The pace of AI advancement is accelerating at an unprecedented rate. A recent report from METR, a research nonprofit focused on evaluating the capabilities and risks of frontier AI systems, reveals that the length of tasks these models can reliably complete (at a 50% success rate) has been doubling every seven months for the past six years, with some analyses showing a doubling as fast as every three months. Extrapolate that trend, and within a few years, AI could autonomously tackle week-long software projects—tasks that currently demand days of human effort.
The length of tasks (measured by how long they take human professionals) that frontier model agents can complete autonomously with 50% reliability. The shaded region represents a 95% confidence interval.
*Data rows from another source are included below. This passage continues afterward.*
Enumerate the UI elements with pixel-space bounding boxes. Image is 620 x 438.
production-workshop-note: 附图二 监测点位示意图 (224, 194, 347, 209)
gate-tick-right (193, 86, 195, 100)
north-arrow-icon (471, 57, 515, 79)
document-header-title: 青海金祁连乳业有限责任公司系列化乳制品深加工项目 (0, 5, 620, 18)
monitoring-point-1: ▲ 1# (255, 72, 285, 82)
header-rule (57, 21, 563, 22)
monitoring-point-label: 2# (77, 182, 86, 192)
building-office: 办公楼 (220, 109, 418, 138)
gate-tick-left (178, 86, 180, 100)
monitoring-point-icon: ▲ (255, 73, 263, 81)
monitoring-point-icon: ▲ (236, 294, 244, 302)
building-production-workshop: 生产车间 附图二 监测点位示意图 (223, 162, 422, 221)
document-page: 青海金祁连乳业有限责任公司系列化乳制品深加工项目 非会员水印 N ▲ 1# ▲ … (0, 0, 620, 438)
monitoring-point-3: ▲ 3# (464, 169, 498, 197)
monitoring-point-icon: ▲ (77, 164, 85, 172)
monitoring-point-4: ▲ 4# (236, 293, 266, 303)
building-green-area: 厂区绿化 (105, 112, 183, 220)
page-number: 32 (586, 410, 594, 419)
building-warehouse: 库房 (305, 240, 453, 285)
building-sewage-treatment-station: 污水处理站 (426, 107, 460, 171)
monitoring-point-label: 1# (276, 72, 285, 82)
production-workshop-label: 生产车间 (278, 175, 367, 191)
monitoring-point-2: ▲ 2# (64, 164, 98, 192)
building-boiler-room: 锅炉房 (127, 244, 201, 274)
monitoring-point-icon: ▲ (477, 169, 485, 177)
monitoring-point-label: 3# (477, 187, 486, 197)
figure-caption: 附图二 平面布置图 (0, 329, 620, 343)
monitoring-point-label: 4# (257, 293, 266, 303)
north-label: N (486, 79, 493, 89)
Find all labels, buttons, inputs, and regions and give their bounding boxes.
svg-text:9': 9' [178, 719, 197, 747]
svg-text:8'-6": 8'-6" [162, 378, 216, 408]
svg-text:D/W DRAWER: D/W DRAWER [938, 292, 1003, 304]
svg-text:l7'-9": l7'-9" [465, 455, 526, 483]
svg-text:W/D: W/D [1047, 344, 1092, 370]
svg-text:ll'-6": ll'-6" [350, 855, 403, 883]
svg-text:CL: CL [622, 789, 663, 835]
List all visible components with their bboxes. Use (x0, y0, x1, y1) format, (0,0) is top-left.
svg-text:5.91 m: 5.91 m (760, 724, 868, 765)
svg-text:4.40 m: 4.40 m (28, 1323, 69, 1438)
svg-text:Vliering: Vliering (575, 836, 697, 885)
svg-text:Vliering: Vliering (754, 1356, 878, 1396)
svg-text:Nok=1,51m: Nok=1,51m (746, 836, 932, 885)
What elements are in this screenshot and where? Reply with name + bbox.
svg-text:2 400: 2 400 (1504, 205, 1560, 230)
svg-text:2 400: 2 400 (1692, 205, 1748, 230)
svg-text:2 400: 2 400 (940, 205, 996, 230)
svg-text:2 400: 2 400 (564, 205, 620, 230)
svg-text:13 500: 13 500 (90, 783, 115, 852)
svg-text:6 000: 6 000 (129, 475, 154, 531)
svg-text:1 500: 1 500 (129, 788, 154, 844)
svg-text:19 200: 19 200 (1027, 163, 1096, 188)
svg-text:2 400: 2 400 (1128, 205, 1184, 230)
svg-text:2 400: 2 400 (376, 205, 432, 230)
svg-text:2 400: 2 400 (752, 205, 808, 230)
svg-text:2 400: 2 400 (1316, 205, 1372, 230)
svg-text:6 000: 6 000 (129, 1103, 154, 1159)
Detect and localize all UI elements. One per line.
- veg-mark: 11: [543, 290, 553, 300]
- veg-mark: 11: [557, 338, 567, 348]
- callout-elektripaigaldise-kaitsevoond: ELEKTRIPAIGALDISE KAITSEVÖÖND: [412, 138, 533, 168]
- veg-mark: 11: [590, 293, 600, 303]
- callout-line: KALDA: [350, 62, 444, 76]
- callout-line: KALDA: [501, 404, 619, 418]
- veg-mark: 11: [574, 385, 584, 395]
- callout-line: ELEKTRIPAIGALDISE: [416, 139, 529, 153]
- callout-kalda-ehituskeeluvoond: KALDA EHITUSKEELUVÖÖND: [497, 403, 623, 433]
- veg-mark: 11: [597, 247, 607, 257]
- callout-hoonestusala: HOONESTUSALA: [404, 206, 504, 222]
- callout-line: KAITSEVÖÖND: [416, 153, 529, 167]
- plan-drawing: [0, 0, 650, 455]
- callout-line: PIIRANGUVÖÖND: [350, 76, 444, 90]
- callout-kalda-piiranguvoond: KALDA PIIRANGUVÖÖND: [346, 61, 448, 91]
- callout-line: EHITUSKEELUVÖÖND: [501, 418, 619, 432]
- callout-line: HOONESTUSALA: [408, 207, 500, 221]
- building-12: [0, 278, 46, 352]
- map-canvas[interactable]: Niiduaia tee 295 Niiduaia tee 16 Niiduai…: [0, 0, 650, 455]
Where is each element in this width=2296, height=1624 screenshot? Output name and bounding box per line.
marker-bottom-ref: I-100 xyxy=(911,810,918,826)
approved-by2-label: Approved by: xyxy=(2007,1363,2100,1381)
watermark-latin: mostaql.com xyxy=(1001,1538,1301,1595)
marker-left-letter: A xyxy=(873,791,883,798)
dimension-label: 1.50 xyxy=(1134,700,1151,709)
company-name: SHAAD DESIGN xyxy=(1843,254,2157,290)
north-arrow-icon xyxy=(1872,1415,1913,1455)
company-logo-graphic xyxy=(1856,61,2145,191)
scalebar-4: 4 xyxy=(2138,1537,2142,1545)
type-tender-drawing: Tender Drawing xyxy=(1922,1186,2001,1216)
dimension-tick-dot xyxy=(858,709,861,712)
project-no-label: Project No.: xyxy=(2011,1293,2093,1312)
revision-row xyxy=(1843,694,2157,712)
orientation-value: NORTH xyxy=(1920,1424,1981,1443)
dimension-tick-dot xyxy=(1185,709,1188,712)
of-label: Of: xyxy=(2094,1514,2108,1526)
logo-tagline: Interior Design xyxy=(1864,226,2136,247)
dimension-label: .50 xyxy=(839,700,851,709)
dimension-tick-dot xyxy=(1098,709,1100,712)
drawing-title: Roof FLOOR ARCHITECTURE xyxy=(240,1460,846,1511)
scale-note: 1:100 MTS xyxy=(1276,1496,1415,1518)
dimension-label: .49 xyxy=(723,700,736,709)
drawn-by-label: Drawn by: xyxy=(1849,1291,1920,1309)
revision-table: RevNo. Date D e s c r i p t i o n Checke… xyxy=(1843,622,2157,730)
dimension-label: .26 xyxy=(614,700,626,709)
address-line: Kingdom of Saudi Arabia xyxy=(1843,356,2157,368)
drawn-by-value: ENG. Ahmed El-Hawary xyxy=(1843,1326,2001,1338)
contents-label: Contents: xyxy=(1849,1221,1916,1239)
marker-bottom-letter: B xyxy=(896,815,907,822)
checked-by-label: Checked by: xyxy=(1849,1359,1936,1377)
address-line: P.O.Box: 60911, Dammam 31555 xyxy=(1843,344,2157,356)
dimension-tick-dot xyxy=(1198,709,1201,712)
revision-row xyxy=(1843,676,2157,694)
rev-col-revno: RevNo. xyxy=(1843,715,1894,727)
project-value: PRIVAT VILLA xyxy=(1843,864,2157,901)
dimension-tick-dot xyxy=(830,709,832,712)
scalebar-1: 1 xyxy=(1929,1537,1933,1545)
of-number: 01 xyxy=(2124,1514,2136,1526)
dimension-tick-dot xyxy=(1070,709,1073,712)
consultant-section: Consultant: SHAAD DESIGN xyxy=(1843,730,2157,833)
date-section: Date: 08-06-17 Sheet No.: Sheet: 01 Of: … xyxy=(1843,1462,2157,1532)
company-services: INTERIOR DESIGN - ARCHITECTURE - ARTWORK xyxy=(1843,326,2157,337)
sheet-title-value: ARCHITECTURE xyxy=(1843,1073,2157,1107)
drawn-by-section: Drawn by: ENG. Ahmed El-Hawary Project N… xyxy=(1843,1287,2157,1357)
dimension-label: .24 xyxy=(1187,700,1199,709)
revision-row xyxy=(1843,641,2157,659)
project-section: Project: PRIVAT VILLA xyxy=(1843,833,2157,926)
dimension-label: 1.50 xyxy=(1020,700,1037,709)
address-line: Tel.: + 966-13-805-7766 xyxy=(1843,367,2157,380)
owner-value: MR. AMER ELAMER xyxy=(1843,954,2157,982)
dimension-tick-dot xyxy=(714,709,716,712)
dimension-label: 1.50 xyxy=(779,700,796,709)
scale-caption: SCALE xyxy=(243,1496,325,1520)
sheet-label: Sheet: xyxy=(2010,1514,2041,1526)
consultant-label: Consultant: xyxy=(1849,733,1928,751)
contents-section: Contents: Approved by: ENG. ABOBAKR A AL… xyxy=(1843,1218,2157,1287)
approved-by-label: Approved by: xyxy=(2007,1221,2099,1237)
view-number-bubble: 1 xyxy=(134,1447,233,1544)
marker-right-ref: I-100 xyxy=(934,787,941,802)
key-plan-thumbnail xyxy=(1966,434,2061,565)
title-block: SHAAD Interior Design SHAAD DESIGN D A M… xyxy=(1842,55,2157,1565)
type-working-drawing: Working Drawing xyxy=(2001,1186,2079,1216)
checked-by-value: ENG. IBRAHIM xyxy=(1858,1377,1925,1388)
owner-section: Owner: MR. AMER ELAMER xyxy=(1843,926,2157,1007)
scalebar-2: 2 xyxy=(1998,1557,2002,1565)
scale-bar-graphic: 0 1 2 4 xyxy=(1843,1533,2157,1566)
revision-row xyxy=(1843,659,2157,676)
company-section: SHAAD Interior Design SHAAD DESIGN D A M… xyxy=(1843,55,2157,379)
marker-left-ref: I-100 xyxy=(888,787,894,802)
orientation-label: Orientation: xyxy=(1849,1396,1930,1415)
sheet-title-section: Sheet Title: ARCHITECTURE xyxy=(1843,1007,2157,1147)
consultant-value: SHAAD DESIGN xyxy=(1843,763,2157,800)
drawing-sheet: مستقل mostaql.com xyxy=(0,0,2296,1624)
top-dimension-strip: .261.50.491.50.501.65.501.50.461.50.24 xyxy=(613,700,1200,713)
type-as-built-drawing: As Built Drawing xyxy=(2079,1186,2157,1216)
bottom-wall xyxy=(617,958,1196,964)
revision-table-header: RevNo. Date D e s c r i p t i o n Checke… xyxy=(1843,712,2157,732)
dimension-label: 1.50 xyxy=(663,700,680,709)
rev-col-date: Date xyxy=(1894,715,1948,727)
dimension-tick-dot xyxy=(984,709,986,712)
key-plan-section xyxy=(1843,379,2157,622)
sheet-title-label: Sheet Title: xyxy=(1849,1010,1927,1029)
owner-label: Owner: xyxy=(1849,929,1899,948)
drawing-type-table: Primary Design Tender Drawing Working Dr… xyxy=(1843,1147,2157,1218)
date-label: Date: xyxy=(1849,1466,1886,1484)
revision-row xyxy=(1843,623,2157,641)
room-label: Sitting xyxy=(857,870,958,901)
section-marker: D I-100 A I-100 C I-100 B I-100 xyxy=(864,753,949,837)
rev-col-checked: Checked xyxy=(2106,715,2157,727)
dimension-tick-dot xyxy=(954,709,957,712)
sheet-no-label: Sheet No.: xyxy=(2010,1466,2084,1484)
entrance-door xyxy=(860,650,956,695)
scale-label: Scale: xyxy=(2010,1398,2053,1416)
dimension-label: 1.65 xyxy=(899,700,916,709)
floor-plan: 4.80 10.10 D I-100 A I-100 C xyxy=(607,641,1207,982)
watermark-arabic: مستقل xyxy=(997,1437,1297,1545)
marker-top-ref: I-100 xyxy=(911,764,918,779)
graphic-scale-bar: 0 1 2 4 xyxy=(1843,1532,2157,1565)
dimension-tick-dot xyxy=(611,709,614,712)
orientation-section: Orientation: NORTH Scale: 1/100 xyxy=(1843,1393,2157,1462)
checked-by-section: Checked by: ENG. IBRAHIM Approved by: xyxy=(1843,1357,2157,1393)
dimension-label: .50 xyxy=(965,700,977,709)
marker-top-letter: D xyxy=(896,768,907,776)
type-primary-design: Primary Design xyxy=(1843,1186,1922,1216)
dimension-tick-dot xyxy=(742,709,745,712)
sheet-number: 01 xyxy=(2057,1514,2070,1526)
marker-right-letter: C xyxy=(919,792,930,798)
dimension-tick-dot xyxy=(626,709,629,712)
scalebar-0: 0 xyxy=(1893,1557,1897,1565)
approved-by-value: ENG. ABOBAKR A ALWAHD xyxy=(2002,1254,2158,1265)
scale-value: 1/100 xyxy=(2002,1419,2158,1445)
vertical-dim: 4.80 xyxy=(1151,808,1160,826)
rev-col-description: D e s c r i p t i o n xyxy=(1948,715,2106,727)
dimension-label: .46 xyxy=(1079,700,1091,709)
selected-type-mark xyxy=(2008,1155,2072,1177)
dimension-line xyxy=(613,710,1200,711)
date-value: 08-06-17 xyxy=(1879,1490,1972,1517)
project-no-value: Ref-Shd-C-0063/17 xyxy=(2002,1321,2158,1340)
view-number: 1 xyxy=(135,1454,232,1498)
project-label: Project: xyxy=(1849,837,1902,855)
This exponential growth isn’t confined to coding or math. Epoch AI, a multidisciplinary research institute investigating AI’s societal and economic impacts, developed the Growth and AI Transition Endogenous (GATE) model to forecast how compute investment drives automation, which in turn fuels production in a self-reinforcing loop. Their conservative estimate predicts a staggering >30% year-over-year growth in gross world product by 2045, with global compute investment potentially reaching 10% of GDP—a 50-fold increase over today. The economic implications of such rapid automation would be profound, potentially reshaping industries and labor markets at an unprecedented pace.
Gross World Product (GWP) projections from Epoch AI’s GATE model
The real-world impact of this acceleration is already emerging in scientific research. Google’s AI co-scientist, a multi-agent system built on Gemini 2.0, mirrors the scientific method by deploying specialized agents to generate novel hypotheses and research proposals. In one case, it proposed drug repurposing candidates for acute myeloid leukemia (AML) by sifting through literature, with several molecules later validated experimentally, inhibiting tumor viability at clinically relevant concentrations. Another application identified epigenetic targets for liver fibrosis, showing significant anti-fibrotic activity in human hepatic organoids (p-values <0.01), with results pending publication by their collaborators at Stanford.
Comparison of treatments derived from AI co-scientist-suggested liver fibrosis targets versus a negative control (fibrosis inducer) and a positive control (fibrosis inhibitor).
But these projections and early successes come with significant caveats. METR’s trend could falter if task complexity outpaces model improvements, and their metric focuses primarily on software tasks, leaving uncertainty about broader domains. Epoch’s GATE model assumes AI can perfectly substitute human labor across all tasks, a simplification that overlooks real-world bottlenecks like the need for physical robotics. Google’s AI co-scientist, while promising, requires broader validation across diverse research goals, as the authors note, to ensure its reliability in high-stakes applications. These limitations remind us that while the trajectory is steep, it’s not a guaranteed path—unforeseen technical or societal hurdles could slow or redirect progress.
In healthcare, and particularly in neuromonitoring, these advancements could open new possibilities. The AI co-scientist’s ability to propose drug repurposing candidates for AML or identify epigenetic targets for liver fibrosis could extend to neurological disorders, where sifting through vast literature to find novel treatments is a daunting task. Imagine applying this to traumatic brain injury research: hypothesis generation at scale could uncover new therapeutic routes, compressing weeks of human effort into hours and accelerating the pace of discovery in a field that thrives on complex data analysis.
The signal is clear: AI capability is on an exponential trajectory, reshaping how we work and innovate. Yet the path forward remains uncertain. If these trends hold, what does your day-to-day look like in five years? How will neuroscience and healthcare adapt to this relentless pace of change?